Auch die asiatischen Giganten sind stark vertreten. Samsung und SK Hynix verzeichnen seit Januar Zuwächse von 114 beziehungsweise 186 Prozent, während Micron um 141 Prozent gestiegen ist.
Seit dem Durchbruch von ChatGPT Ende 2022 hat die Nachfrage nach Speicherchips stark zugenommen. Die Hersteller kommen mit der Produktion nicht nach, was zu einem weltweiten Mangel geführt hat, der in der Branche als ‚RAMmageddon‘ bekannt geworden ist.
Dennoch werden auch Warnungen laut.

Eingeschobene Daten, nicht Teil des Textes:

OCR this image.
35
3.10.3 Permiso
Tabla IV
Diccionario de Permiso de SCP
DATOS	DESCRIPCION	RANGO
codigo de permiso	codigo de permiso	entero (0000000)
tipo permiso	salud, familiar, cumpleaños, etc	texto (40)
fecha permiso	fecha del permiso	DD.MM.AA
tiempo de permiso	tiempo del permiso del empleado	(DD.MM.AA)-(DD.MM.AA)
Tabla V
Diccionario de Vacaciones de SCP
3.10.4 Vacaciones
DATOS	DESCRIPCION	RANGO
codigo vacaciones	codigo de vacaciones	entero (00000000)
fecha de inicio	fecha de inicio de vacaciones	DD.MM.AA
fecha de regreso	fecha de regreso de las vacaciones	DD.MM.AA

Die IT-Speicherbranche ist dafür bekannt, dass sie historisch gesehen starken Schwankungen zwischen Engpässen und Überschüssen unterliegt.
„Langfristig ist es eine ziemlich volatile Branche“, erklärte William de Gale von BlueBox Asset Management gegenübe CNBC. Er befürchtet, dass Anleger die zyklische Natur des Marktes unterschätzen.
Eine weitere Sorge ist das Aufkommen effizienterer KI-Technologien. Google stellte Ende März eine neue Technik namens TurboQuant vor, die den benötigten Speicher für große Sprachmodelle um das Sechsfache reduzieren könnte. Diese Nachricht drückte sofort die Kurse der größten Speicherhersteller.